Ring Oscillator

[littlebilly91]

I am doing a discrete event simulation of logic gates and I have come upon a problem. I have set up a system similar to a ring oscillator. I understand that this system should not oscillate, but after thinking about it, I'm not sure why not. The system has one input, 1 fed into a NAND gate. The NAND feeds into a NOT and the not feeds back into the original NAND. This is similar to an even number of NOTs so it shouldn't oscillate, but any time I analyze it step by step it seems like it still would. Here is my thinking:

At time 0:
Both gates output a 0.
The NAND sees a 1 from the output and a 0 from the NOT gate
The NOT sees a 0 from the NAND
Both the NAND and the NOT will switch to 1 after a propagation delay.

After one delay:
Both gates output a 1.
The NAND sees a 1 from the output and a 1 from the NOT gate
The NOT sees a 1 from the NAND
Both the NAND and the NOT will switch to 0 after another propagation delay.

repeat forever...

I assumed the delays are the same, is that where the mistake lies? The digital logic class I am in is solely focused on the logic so I don't really know any different.

[vk6kro]

Suppose you had two inverters with each output feeding the input of the other.

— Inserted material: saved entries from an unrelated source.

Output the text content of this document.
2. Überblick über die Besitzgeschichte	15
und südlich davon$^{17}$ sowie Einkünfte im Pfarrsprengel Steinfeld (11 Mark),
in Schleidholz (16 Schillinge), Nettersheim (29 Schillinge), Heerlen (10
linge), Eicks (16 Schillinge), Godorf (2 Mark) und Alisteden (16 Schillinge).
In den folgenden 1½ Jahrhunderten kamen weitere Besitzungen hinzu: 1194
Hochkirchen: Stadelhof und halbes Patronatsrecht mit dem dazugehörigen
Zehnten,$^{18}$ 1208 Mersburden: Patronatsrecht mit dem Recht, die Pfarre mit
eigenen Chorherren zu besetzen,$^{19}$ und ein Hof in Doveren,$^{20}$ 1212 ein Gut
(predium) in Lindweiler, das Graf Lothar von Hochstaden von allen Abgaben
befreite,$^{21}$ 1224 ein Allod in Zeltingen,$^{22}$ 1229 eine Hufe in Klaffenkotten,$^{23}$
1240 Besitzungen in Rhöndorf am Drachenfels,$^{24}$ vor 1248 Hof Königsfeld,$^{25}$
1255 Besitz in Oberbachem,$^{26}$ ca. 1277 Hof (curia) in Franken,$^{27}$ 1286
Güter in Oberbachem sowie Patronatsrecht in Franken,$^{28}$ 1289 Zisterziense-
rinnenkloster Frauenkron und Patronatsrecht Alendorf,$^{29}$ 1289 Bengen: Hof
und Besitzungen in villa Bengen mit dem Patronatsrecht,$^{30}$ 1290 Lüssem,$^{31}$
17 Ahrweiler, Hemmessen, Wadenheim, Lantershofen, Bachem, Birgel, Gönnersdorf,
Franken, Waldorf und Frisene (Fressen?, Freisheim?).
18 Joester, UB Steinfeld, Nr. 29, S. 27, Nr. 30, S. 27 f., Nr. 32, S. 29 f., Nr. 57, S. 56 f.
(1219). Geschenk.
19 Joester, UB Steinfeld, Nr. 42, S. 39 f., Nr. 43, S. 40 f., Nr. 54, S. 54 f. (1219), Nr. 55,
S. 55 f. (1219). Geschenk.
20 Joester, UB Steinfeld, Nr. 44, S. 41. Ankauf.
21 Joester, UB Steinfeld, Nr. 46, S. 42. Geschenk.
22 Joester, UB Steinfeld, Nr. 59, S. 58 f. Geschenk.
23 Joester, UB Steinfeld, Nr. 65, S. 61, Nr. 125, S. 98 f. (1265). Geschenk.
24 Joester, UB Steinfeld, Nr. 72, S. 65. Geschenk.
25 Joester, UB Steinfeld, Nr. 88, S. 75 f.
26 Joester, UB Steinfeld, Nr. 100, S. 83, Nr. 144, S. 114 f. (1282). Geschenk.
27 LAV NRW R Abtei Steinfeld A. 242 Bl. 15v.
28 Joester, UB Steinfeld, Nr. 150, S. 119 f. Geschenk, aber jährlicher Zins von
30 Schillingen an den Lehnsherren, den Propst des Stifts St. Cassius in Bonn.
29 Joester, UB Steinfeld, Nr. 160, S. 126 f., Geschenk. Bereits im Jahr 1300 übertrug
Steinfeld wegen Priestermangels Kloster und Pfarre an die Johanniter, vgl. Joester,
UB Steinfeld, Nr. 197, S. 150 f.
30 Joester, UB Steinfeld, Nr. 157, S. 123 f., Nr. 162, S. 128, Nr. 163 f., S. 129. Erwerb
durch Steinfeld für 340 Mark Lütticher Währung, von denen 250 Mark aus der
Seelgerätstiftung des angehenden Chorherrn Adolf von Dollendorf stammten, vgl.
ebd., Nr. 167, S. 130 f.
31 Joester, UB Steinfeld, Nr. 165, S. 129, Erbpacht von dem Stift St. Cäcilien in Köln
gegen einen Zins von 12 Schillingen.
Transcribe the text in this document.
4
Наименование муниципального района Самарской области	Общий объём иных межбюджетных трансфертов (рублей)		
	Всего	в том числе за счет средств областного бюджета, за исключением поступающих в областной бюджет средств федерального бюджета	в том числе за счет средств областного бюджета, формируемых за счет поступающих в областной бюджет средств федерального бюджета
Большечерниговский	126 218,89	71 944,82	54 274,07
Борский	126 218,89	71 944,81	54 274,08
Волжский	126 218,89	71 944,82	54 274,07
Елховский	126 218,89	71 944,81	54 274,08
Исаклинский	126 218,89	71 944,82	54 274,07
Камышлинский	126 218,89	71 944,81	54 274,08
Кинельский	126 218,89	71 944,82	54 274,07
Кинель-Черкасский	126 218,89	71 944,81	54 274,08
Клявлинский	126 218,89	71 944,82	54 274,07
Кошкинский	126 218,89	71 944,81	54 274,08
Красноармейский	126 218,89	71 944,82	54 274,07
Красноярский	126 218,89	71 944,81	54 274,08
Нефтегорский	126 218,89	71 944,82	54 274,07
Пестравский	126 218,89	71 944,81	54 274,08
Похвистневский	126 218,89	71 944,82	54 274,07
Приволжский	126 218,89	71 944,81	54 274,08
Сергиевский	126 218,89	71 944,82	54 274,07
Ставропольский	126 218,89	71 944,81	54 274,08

Start at one input and assume it is high.
Its output will be low and so will the input it is connected to.

So the second output will be high, which is OK because it is connected to the first input which we assumed was high.

So, this is a stable state.

Such setups tend to be unstable, though, and may give brief bursts of oscillation ("ringing") if it is driven by another signal.

If you connect a resistor across one of the inverters (from input to output) , and a capacitor in series with either output to input connection, then you will possibly get oscillation. This is a common and useful oscillator.

[littlebilly91]

Right, it makes sense to think about it like that, but to actually simulate it, I need an initial condition. I had previously been considering all gates to initially be at 0. But this seems to give rise to the problem I stated earlier:


At time 0:
Both gates output a 0.
The NAND sees a 1 from the input and a 0 from the NOT gate
The NOT sees a 0 from the NAND
Both the NAND and the NOT will switch to 1 after a propagation delay.

After one delay:
Both gates output a 1.
The NAND sees a 1 from the input and a 1 from the NOT gate
The NOT sees a 1 from the NAND
Both the NAND and the NOT will switch to 0 after another propagation delay.

mistyped it a bit the first time (had output instead of input) Sorry.

[vk6kro]

It looks like a classic race condition.

If both inverters start off with their inputs low and there are pull-up resistors, one of them will get to the "high" level before the other because of small differences in the inverters.

When it does, it will send its output low and force the input of the other inverter to abandon its race upwards and go low.

So, there will be no oscillation, but a couple of glitches on startup.

Unfortunately, simulators do have perfectly matched components, so it would be necessary to deliberately add a resistor or two to produce a realistic difference between components.

[littlebilly91]

Hmmm... that is interesting. I was hoping to be able to resolve this in my simulation. I guess I won't be able to. I am just doing a simple logic sim, and it's not really fit to handle things like this. Thanks for the feedback. PF never lets me down!